Why our services don’t sound like auctions in ancient languages

AM Psalm [120], 121, 122, 123 • PM Psalm 124, 125, 126, [127]
Exod. 5:1-6:1 • 1 Cor. 14:20-33a, 39-40 • Mark 9:42-50

In 1st Corinthians, Paul advises, “So if the whole church comes together and everyone speaks in tongues, and inquirers or unbelievers come in, will they not say that you are out of your mind?”

Paul does not forbid speaking in tongues altogether, but further advises: “If anyone speaks in a tongue, two—or at the most three—should speak, one at a time, and someone must interpret. If there is no interpreter, the speaker should keep quiet in the church and speak to himself and to God.…For God is not a God of disorder but of peace—as in all the congregations of the Lord’s people.”

Given that some Christian denominations actually promote speaking in tongues as a sign of God’s special favor to the person doing the tongue talking, why has it not become a prominent practice in the worship of most Episcopalians?

I, for one, do not believe that we refrain because we are afraid that people will think we are out of our minds. We’re Episcopalians. We don’t much care and indeed, we cherish our eccentrics. We are already reasonably confident that God loves us and we love the people in the pews no matter what they do or say, as long as perhaps, they keep their clothes on in church.

I think instead we have come to see the Eucharist as a communal rite that involves our individual participation, but not our necessarily our individual utterances as reassuring signs of God’s special favor.

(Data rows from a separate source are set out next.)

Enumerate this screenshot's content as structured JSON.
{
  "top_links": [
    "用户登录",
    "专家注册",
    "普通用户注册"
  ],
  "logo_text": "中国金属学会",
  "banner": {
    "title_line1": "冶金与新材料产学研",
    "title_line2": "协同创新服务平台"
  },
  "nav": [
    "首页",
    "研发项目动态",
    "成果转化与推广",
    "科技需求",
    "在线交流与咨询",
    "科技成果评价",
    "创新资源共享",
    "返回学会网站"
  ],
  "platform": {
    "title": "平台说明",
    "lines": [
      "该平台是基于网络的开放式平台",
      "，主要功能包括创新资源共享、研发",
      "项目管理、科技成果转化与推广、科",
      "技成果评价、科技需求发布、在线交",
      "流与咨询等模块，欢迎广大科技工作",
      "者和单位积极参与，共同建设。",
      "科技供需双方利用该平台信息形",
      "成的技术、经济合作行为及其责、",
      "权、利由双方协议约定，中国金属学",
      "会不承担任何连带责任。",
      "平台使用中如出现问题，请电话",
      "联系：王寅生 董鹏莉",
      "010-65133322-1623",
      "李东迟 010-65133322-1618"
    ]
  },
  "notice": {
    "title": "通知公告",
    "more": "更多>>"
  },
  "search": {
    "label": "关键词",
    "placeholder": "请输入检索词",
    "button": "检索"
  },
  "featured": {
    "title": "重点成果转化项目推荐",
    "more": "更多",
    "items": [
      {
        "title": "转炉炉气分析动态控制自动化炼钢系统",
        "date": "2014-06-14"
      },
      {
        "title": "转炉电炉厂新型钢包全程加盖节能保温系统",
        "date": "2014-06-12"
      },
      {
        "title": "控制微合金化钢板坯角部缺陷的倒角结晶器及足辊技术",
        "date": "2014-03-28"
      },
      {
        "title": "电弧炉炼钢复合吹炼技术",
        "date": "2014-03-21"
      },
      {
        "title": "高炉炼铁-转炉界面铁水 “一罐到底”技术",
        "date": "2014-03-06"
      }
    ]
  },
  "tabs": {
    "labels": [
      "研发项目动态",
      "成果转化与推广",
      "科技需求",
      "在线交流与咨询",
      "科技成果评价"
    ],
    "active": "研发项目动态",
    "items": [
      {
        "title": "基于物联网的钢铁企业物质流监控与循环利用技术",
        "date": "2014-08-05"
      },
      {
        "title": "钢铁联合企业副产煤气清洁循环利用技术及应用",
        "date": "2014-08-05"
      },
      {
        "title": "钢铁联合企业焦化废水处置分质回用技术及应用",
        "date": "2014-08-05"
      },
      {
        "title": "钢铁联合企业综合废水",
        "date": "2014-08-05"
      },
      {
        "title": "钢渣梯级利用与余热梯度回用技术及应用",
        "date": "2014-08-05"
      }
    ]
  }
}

To show us His special favor, God invented choirs like ours and the ears to hear them. For about an hour every Sunday at 11, we are lifted up, out of our workweek minds to a higher, more peaceful place. That’s enough for me (probably for you too!).

Written by Tony Stankus

Tony Stankus, now 69, is the first librarian ever promoted to the rank of Distinguished Professor at the U of A. He became an Episcopalian at age 66 because he could no longer resist the transcendent beauty of its liturgies or the kindness and warmth of its priests and people.